We are going to be the first company that fully automates purchasing for the food service industry.

We identify the core activities that happen across almost any food business, first and foremost, and then we optimize those with tweaks based on the contextual nature of [the particular] food business. So you know the way someone does purchasing within a catering organization could look a little bit differently than a traditional restaurant, but the idea of purchasing is an abstraction. So we've essentially created this higher-level abstraction for purchasing, and then we can dial it in a little bit more to the contextual use case.

What was the biggest challenge you faced in building to this point? Anything that felt like an existential threat to the product or something that you just didn't know how you were going to get around?

I mean, adoption and usability. For a product like ours to provide value, you have to enjoy using an app, to actually trust it, and you have to actually be motivated to put your data into it and get some sort of reward. So that's where we focus first and foremost. [The challenge was] can you slow down the food industry, long enough to evaluate your technology, and then do you have the technology that's the best in breed in order to entice usage over time. Can you get the operator to slow down and show them the value of actually using your tool?

Talk a little bit about DTC food businesses. Obviously something that's been a huge focus for you guys, something that the industry is very excited about... how big is that opportunity for you? Is that where we're headed categorically?

[Nodding vigorously] Yes. Yes.

So talk a little bit about why.

Well, there was already a historical trend here. So anyone who has been playing in this space has known [the shift to DTC] has been happening for more than four or five years now. [The coronavirus pandemic] has just been the catalyst to push it across the finish line and make it a mainstay. It has staying power in the sense that we've moved beyond convenience—it's now a necessity. If you're not a technology-enabled, agile food business you won't you won't exist in the future.

Every single food business that we're speaking to now, from [small and midsize business] up to enterprise, they're all trying to figure out how do they get their finished product one step closer to the consumer. Across every vertical, you name it, they're messing with production models, with business models, with distribution models, experimenting with all of these different combinations in order to get closer to the end consumer.

Considering all that—and everything we've talked about to this point—what is the one thing that that takes your business to the next level right now?

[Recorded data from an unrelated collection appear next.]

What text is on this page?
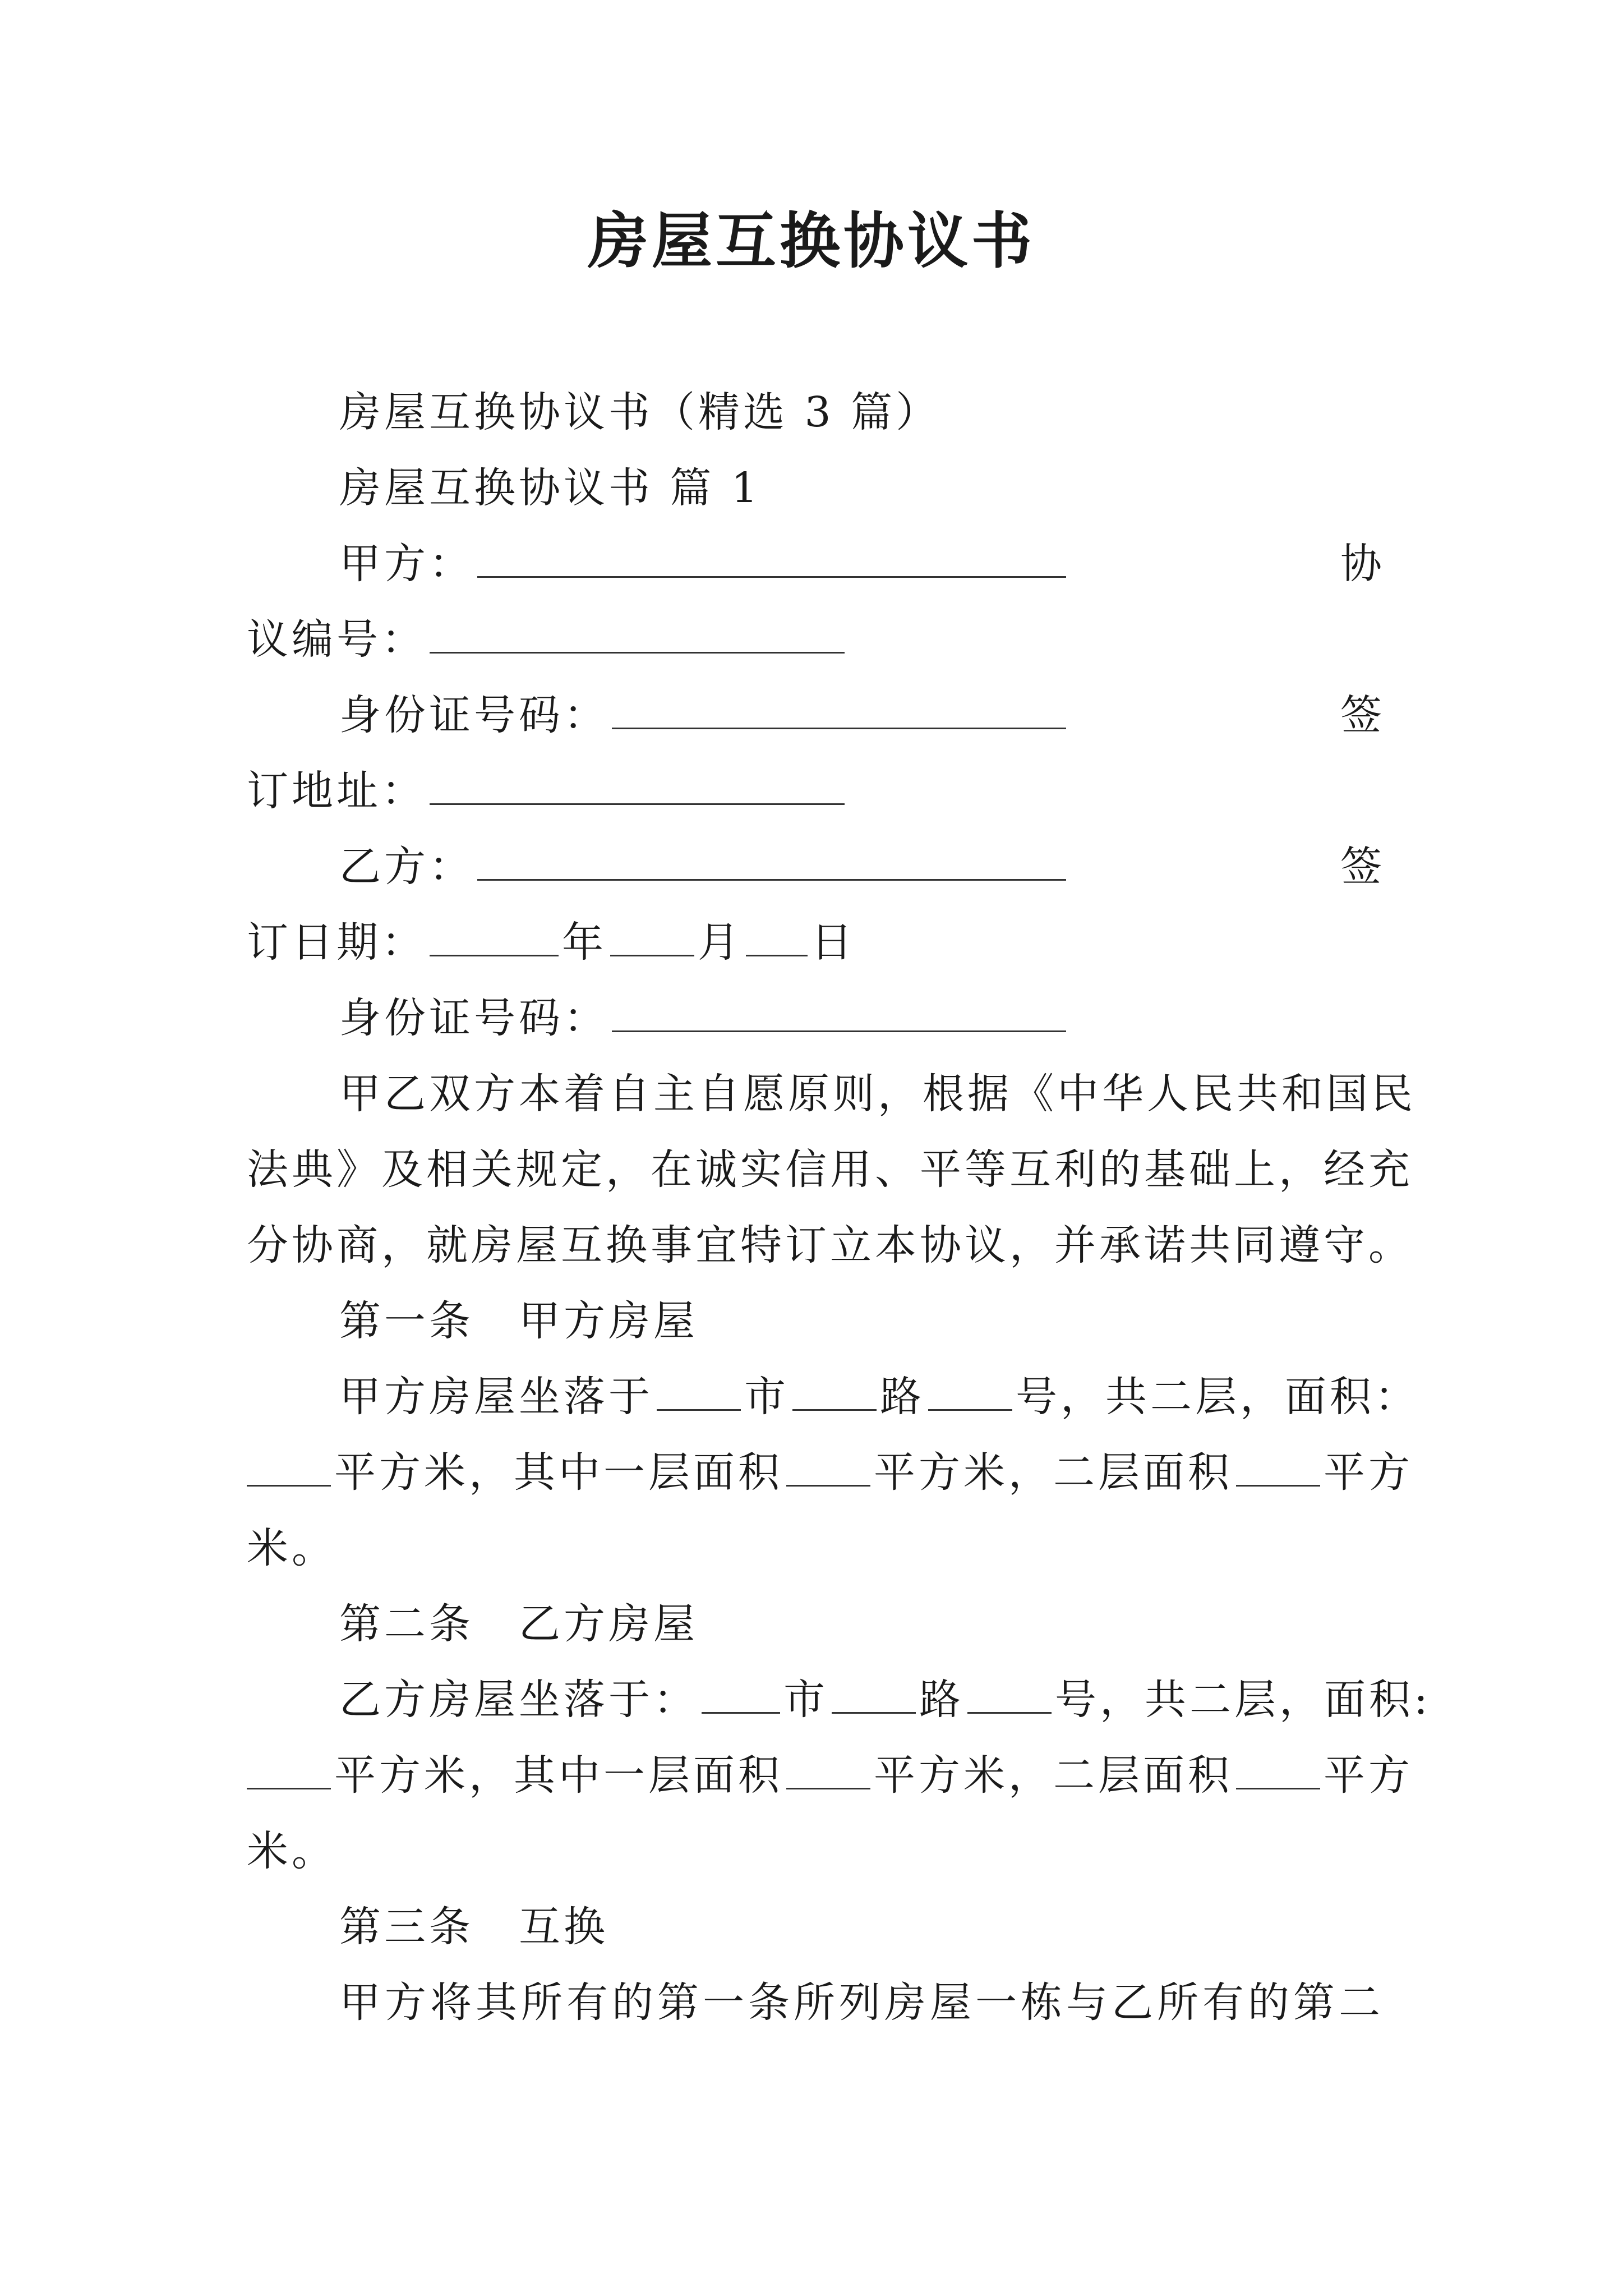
房屋互换协议书
房屋互换协议书（精选 3 篇）
房屋互换协议书 篇 1
甲方：	协
议编号：
身份证号码：	签
订地址：
乙方：	签
订日期：	年 月 日
身份证号码：
甲乙双方本着自主自愿原则，根据《中华人民共和国民
法典》及相关规定，在诚实信用、平等互利的基础上，经充
分协商，就房屋互换事宜特订立本协议，并承诺共同遵守。
第一条　甲方房屋
甲方房屋坐落于 市 路 号，共二层，面积：
平方米，其中一层面积 平方米，二层面积 平方
米。
第二条　乙方房屋
乙方房屋坐落于： 市 路 号，共二层，面积:
平方米，其中一层面积 平方米，二层面积 平方
米。
第三条　互换
甲方将其所有的第一条所列房屋一栋与乙所有的第二
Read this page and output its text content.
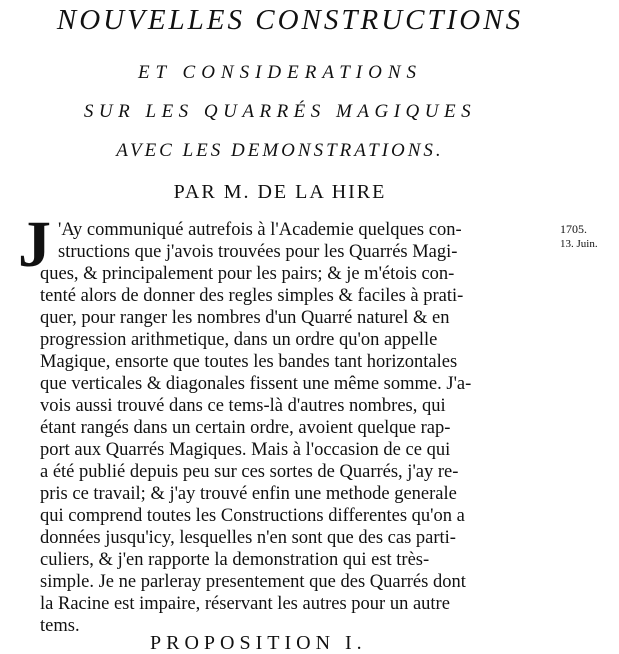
NOUVELLES CONSTRUCTIONS
ET CONSIDERATIONS
SUR LES QUARRÉS MAGIQUES
AVEC LES DEMONSTRATIONS.
PAR M. DE LA HIRE
1705.
13. Juin.
J 'Ay communiqué autrefois à l'Academie quelques con-
structions que j'avois trouvées pour les Quarrés Magi-
ques, & principalement pour les pairs; & je m'étois con-
tenté alors de donner des regles simples & faciles à prati-
quer, pour ranger les nombres d'un Quarré naturel & en
progression arithmetique, dans un ordre qu'on appelle
Magique, ensorte que toutes les bandes tant horizontales
que verticales & diagonales fissent une même somme. J'a-
vois aussi trouvé dans ce tems-là d'autres nombres, qui
étant rangés dans un certain ordre, avoient quelque rap-
port aux Quarrés Magiques. Mais à l'occasion de ce qui
a été publié depuis peu sur ces sortes de Quarrés, j'ay re-
pris ce travail; & j'ay trouvé enfin une methode generale
qui comprend toutes les Constructions differentes qu'on a
données jusqu'icy, lesquelles n'en sont que des cas parti-
culiers, & j'en rapporte la demonstration qui est très-
simple. Je ne parleray presentement que des Quarrés dont
la Racine est impaire, réservant les autres pour un autre
tems.
PROPOSITION I.
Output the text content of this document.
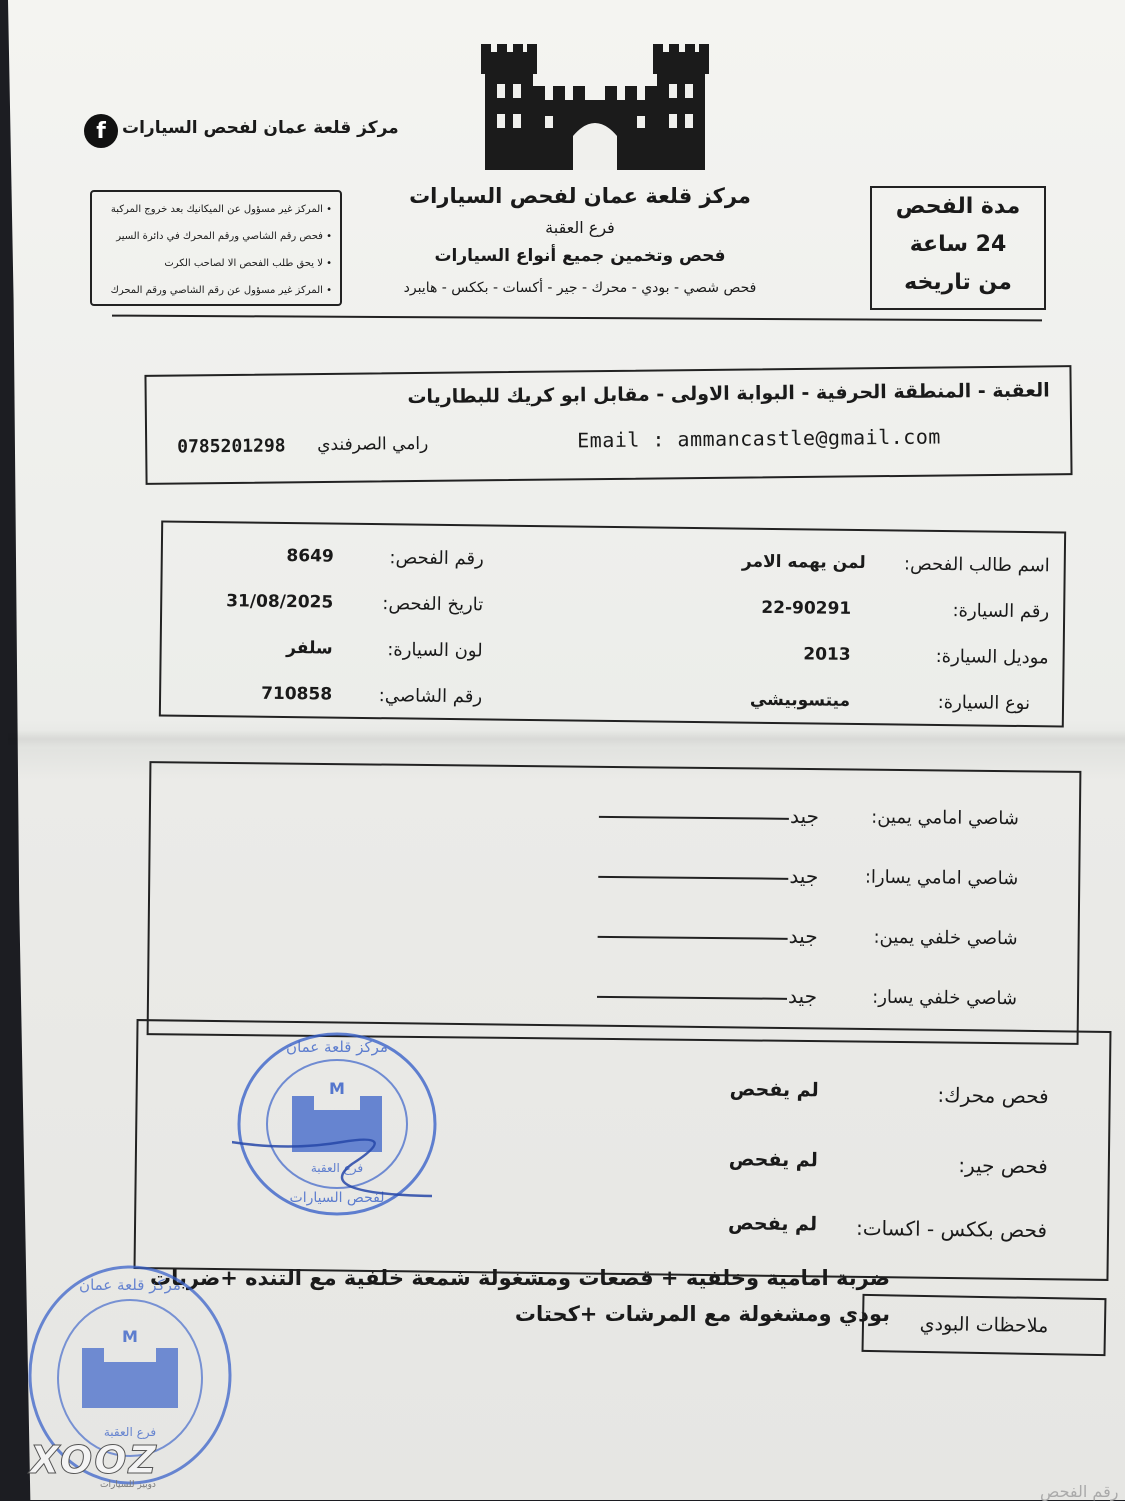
f مركز قلعة عمان لفحص السيارات
مركز قلعة عمان لفحص السيارات
فرع العقبة
فحص وتخمين جميع أنواع السيارات
فحص شصي - بودي - محرك - جير - أكسات - بككس - هايبرد
• المركز غير مسؤول عن الميكانيك بعد خروج المركبة
• فحص رقم الشاصي ورقم المحرك في دائرة السير
• لا يحق طلب الفحص الا لصاحب الكرت
• المركز غير مسؤول عن رقم الشاصي ورقم المحرك
مدة الفحص
24 ساعة
من تاريخه
العقبة - المنطقة الحرفية - البوابة الاولى - مقابل ابو كريك للبطاريات
Email : ammancastle@gmail.com
رامي الصرفندي
0785201298
اسم طالب الفحص:
لمن يهمه الامر
رقم السيارة:
22-90291
موديل السيارة:
2013
نوع السيارة:
ميتسوبيشي
رقم الفحص:
8649
تاريخ الفحص:
31/08/2025
لون السيارة:
سلفر
رقم الشاصي:
710858
شاصي امامي يمين:
جيد
شاصي امامي يسارا:
جيد
شاصي خلفي يمين:
جيد
شاصي خلفي يسار:
جيد
فحص محرك:
لم يفحص
فحص جير:
لم يفحص
فحص بككس - اكسات:
لم يفحص
ملاحظات البودي
ضربة امامية وخلفية + قصعات ومشغولة شمعة خلفية مع التنده +ضربات
بودي ومشغولة مع المرشات +كحتات
M
مركز قلعة عمان
فرع العقبة
لفحص السيارات
M
مركز قلعة عمان
فرع العقبة
XOOZ
دوبيز للسيارات	رقم الفحص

Our stake in the sand, the thing that we're driving to, is we're automating purchasing the service industry. Hands down, we are going to be the first company that fully automates purchasing for the food service industry. Everything we're doing as far as data collection is in service of that. It's the hardest question in food service to answer: how much of what do I need to purchase by when. Then you throw in the organic nature of food and boom, you've got a clusterf***. That's the first real real high-level value-add that we're going to bring to the industry.